Si l’on compare le haïku japonais des XVII, XVIII et XIXème siècles au haïku contemporain, nippon y compris, l’on constate que la part du sonore traverse davantage le premier que le second.


L’une des causes majeures tient dans le fait que le fond culturel du Japon rural des siècles précédents, l’environnement, les stimulations et les perceptions sensorielles sont d’un autre ordre que celles d’aujourd’hui : bien que le sens visuel, le plus développé des sens depuis l’homo sapiens l’emporte, l’auditif tient une place essentielle.


La Psychologie contemporaine nous rappelle qu’un stimulus est une source d’énergie physique qui suscite la réponse d’un organe sensoriel. La sensation est une impulsion psychique élémentaire résultant des stimuli détectés par l’organisme. Le « bruit », les sons renvoient à des stimuli auditifs mais aussi à tous les stimuli liés aux autres sens.

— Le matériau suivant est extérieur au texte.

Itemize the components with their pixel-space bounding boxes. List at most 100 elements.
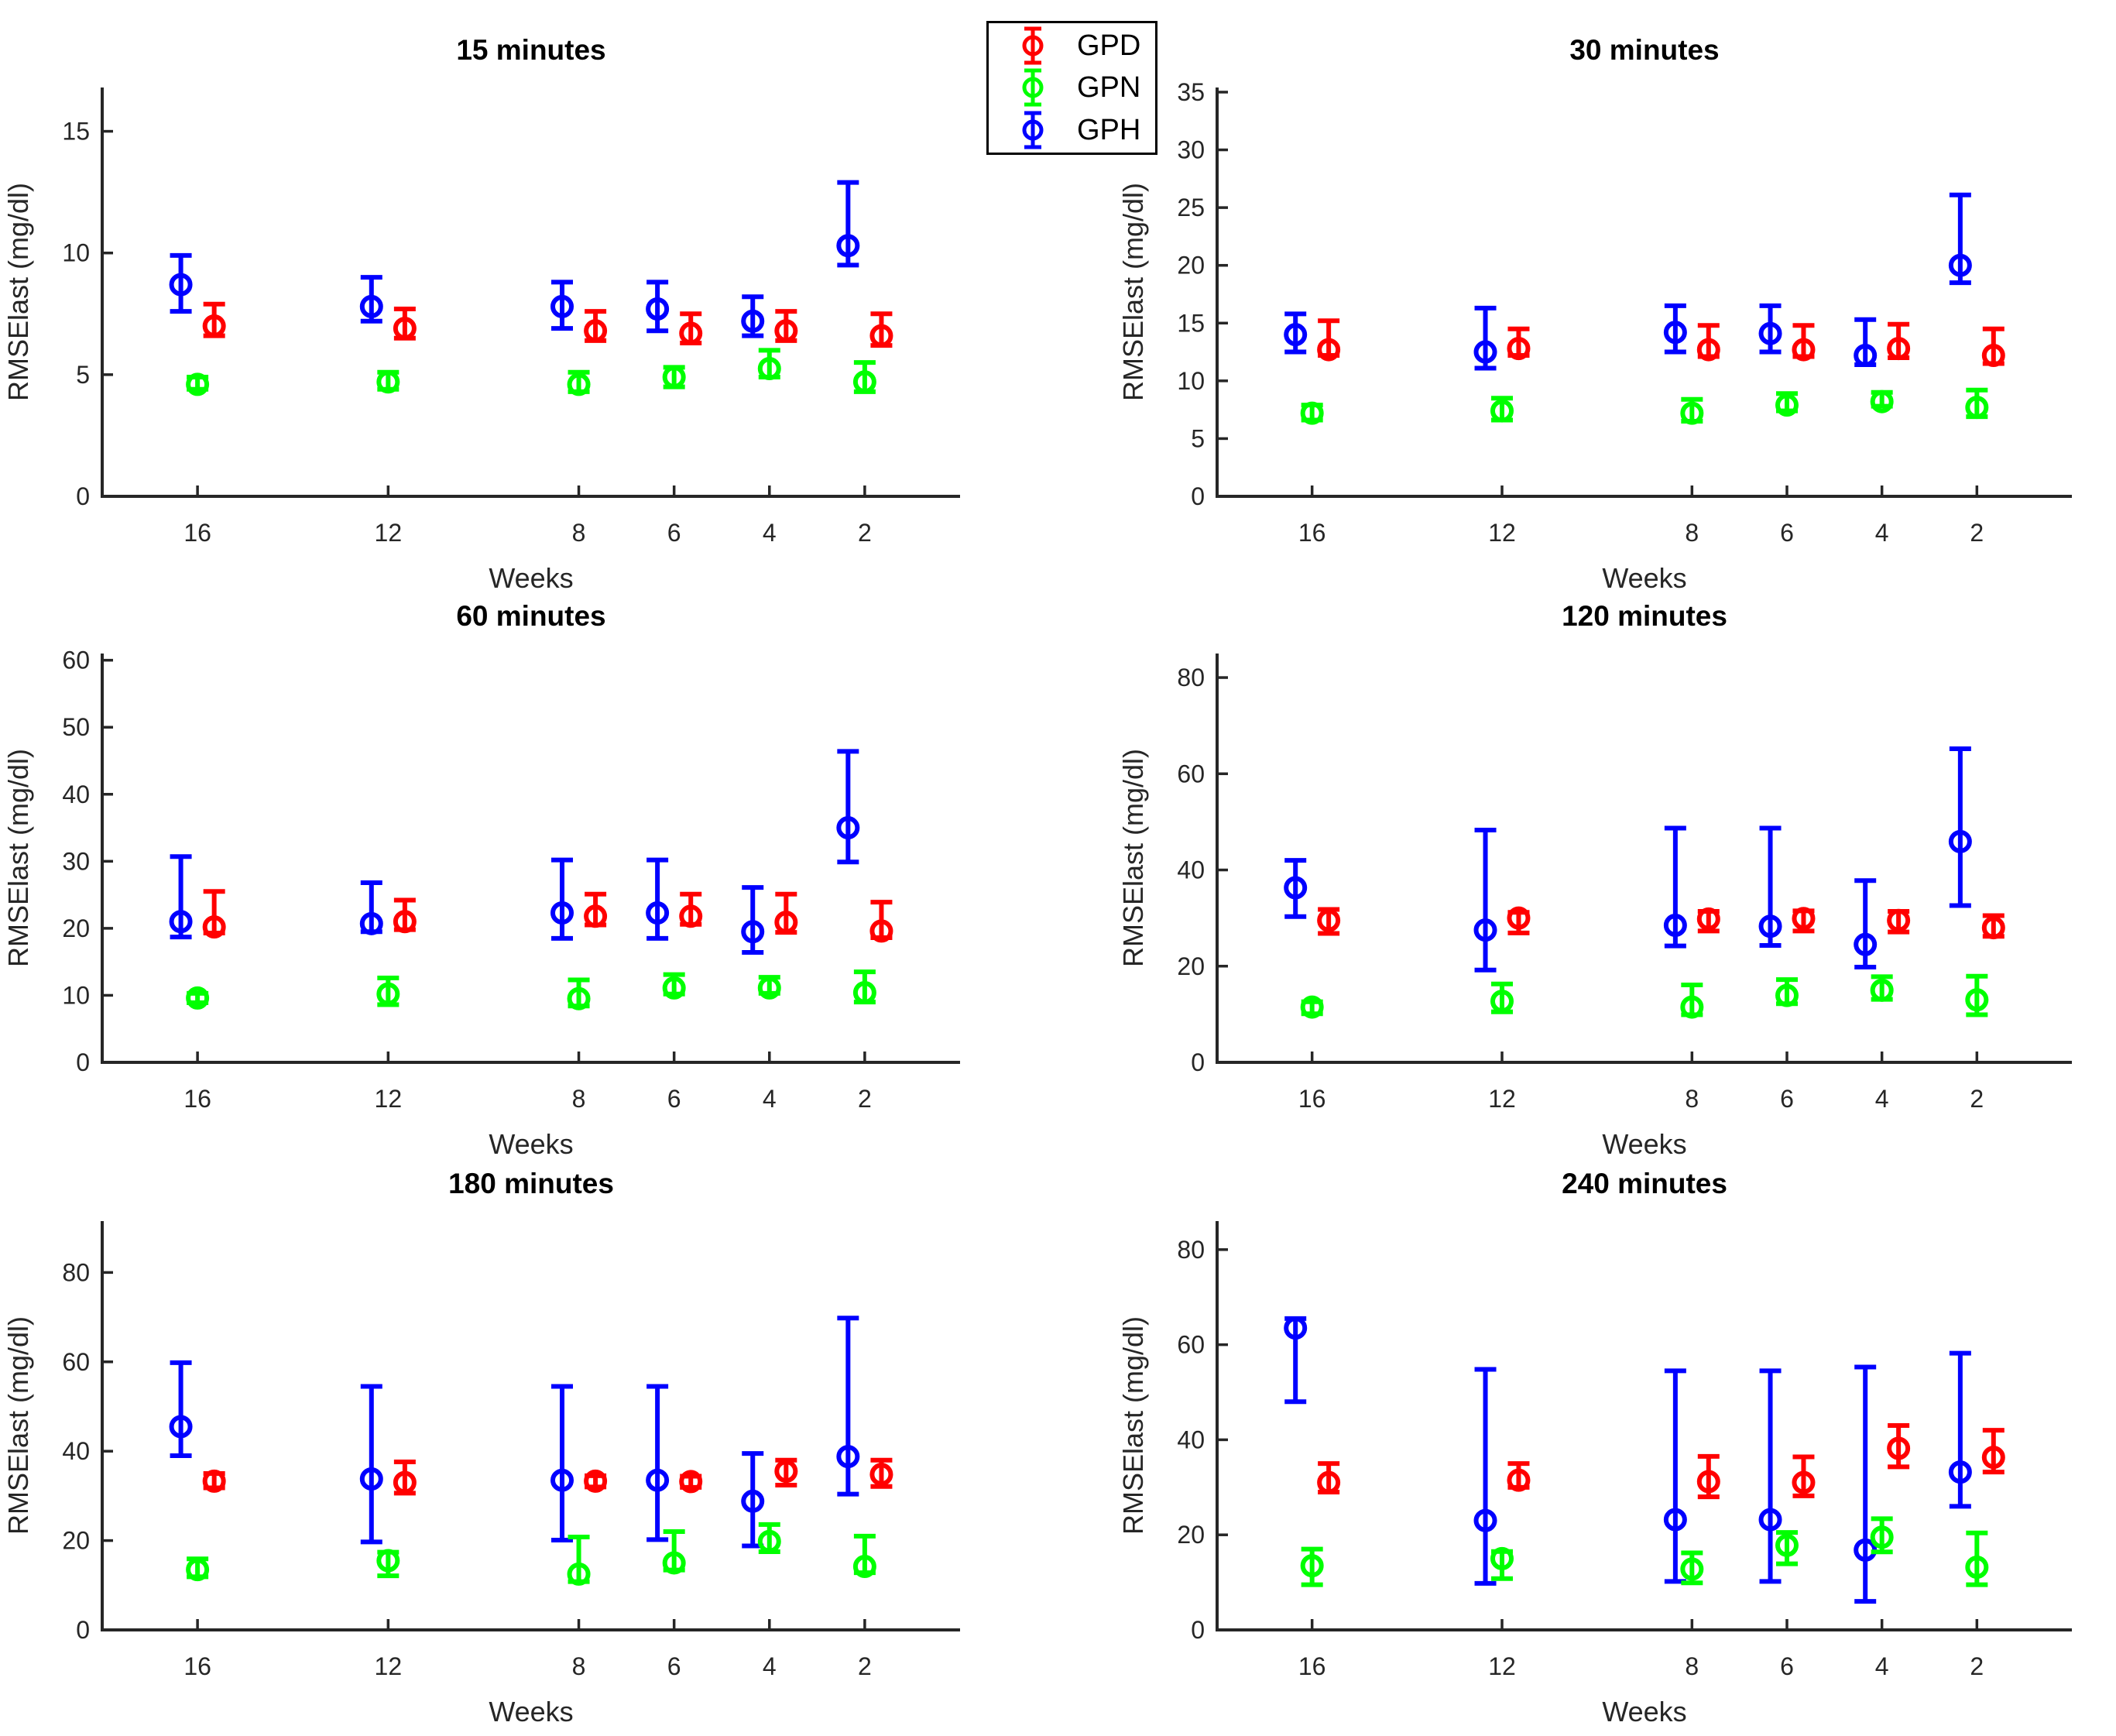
subplot-title: 180 minutes: [448, 1168, 614, 1199]
marker-GPD-week-12: [393, 910, 417, 934]
x-tick-label: 6: [667, 1652, 681, 1680]
y-tick-label: 0: [76, 482, 90, 510]
y-tick-label: 15: [1177, 309, 1205, 337]
errorbar-symbol-gph-icon: [1022, 111, 1044, 149]
errorbar-GPH-week-12: [359, 880, 383, 935]
x-tick-label: 16: [183, 1652, 211, 1680]
errorbar-GPH-week-16: [169, 1360, 193, 1458]
errorbar-GPH-week-4: [741, 1451, 765, 1549]
x-tick-label: 12: [1488, 1085, 1516, 1113]
errorbar-GPD-week-4: [1887, 1423, 1911, 1470]
marker-GPH-week-12: [1473, 918, 1497, 942]
errorbar-GPH-week-2: [836, 749, 860, 865]
x-tick-label: 6: [667, 519, 681, 547]
marker-GPN-week-6: [1775, 983, 1799, 1007]
marker-GPD-week-2: [1981, 1446, 2005, 1470]
marker-GPN-week-16: [1300, 401, 1324, 425]
errorbar-GPD-week-4: [774, 891, 798, 935]
errorbar-GPH-week-8: [550, 1384, 574, 1543]
errorbar-GPH-week-2: [1948, 1350, 1972, 1509]
y-tick-label: 60: [62, 1348, 90, 1376]
marker-GPH-week-12: [1473, 1508, 1497, 1532]
marker-GPH-week-8: [550, 1468, 574, 1492]
marker-GPH-week-8: [1663, 321, 1687, 345]
marker-GPN-week-6: [662, 1551, 686, 1575]
marker-GPD-week-2: [869, 324, 893, 348]
marker-GPD-week-8: [584, 1469, 608, 1493]
errorbar-GPD-week-6: [679, 1470, 703, 1494]
y-tick-label: 20: [62, 1527, 90, 1555]
errorbar-GPN-week-16: [186, 1556, 210, 1582]
series-GPH: [1284, 192, 1972, 371]
marker-GPH-week-6: [646, 901, 670, 925]
marker-GPN-week-12: [1490, 1546, 1514, 1570]
subplot-title: 120 minutes: [1562, 600, 1727, 632]
x-tick-label: 8: [1685, 519, 1699, 547]
errorbar-GPH-week-8: [1663, 825, 1687, 949]
errorbar-GPN-week-6: [662, 365, 686, 389]
errorbar-GPN-week-6: [662, 972, 686, 1000]
y-tick-label: 5: [76, 361, 90, 389]
errorbar-GPD-week-6: [1792, 907, 1816, 934]
marker-GPH-week-8: [1663, 1508, 1687, 1532]
x-tick-label: 2: [858, 1085, 872, 1113]
marker-GPH-week-4: [741, 1489, 765, 1513]
errorbar-symbol-gpn-icon: [1022, 68, 1044, 107]
errorbar-GPH-week-2: [836, 1316, 860, 1497]
legend-entry-gph: GPH: [989, 109, 1155, 151]
marker-GPD-week-16: [1317, 1470, 1341, 1494]
errorbar-GPD-week-2: [1981, 326, 2005, 368]
series-GPH: [169, 749, 860, 955]
y-tick-label: 10: [62, 239, 90, 267]
errorbar-GPD-week-8: [1696, 323, 1720, 362]
errorbar-GPN-week-16: [186, 372, 210, 396]
y-tick-label: 0: [76, 1048, 90, 1076]
errorbar-GPN-week-8: [567, 977, 591, 1010]
series-GPH: [169, 180, 860, 338]
marker-GPN-week-16: [186, 986, 210, 1010]
y-axis-label: RMSElast (mg/dl): [2, 749, 34, 967]
marker-GPH-week-2: [836, 234, 860, 258]
errorbar-GPD-week-2: [1981, 1428, 2005, 1475]
marker-GPH-week-2: [1948, 829, 1972, 853]
marker-GPN-week-6: [1775, 1533, 1799, 1557]
marker-GPD-week-16: [202, 1469, 226, 1493]
x-tick-label: 2: [858, 1652, 872, 1680]
x-tick-label: 2: [1970, 1652, 1984, 1680]
x-tick-label: 8: [1685, 1652, 1699, 1680]
errorbar-GPD-week-12: [1507, 906, 1531, 935]
errorbar-GPH-week-2: [836, 180, 860, 268]
y-tick-label: 60: [1177, 1331, 1205, 1359]
marker-GPD-week-16: [202, 915, 226, 939]
y-axis-label: RMSElast (mg/dl): [2, 183, 34, 401]
axis-lines: [101, 654, 960, 1064]
y-tick-label: 20: [1177, 252, 1205, 280]
marker-GPN-week-4: [757, 357, 781, 380]
series-GPH: [169, 1316, 860, 1549]
errorbar-GPN-week-2: [852, 969, 876, 1005]
x-tick-label: 4: [763, 1085, 777, 1113]
marker-GPH-week-16: [1284, 876, 1308, 900]
errorbar-GPD-week-12: [393, 897, 417, 934]
marker-GPN-week-6: [662, 365, 686, 389]
errorbar-GPN-week-16: [1300, 1546, 1324, 1587]
series-GPD: [1317, 906, 2005, 940]
errorbar-GPD-week-4: [774, 1457, 798, 1488]
marker-GPD-week-8: [1696, 1470, 1720, 1494]
errorbar-GPN-week-12: [1490, 1546, 1514, 1581]
marker-GPH-week-16: [169, 273, 193, 297]
marker-GPD-week-8: [584, 904, 608, 928]
errorbar-GPH-week-4: [741, 294, 765, 338]
marker-GPH-week-6: [646, 1468, 670, 1492]
errorbar-GPH-week-6: [1758, 825, 1782, 949]
marker-GPH-week-8: [1663, 913, 1687, 937]
errorbar-GPH-week-4: [1854, 1364, 1878, 1604]
marker-GPN-week-4: [1870, 1525, 1894, 1549]
y-tick-label: 50: [62, 713, 90, 741]
marker-GPN-week-12: [376, 1549, 400, 1573]
y-tick-label: 0: [1191, 1048, 1205, 1076]
errorbar-GPD-week-2: [869, 1457, 893, 1489]
legend-label-gph: GPH: [1077, 113, 1141, 146]
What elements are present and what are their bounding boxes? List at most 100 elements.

Dans nos villes, a fortiori depuis l’ère industrielle, la multiplicité et l’intensité des stimuli relatifs au visuel, à l’auditif, et dans une moindre mesure à l’olfactif, au gustatif et au tactile interfèrent. A une terrasse de café, dans une avenue ou dans un jardin public, l’arrière-plan des sons environnants nuit à une écoute fine des sons, de même que la multiplicité des stimuli visuels voile une perception d’ensemble, et l’excès de fumées et d’éléments polluants affectent le goût… De plus, le « seuil absolu » qui est l’intensité la plus basse à laquelle un stimulus est identifié, s’en trouve altérée.


Ce « seuil absolu » permet, dans un lieu tranquille, d’entendre le tic tac d’une pendule à plus de sept mètres, et de voir, par nuit claire et sans « brouillard » polluants, la flamme d’une bougie à une cinquantaine de mètres. Du reste, si nos oreilles étaient plus sensibles qu’elles ne le sont, nous entendrions le son généré par l’impact des molécules d’air sur notre tympan. Il semble que les traces sonores laissées par les haïku du passé attestent d’une sensibilité hors norme…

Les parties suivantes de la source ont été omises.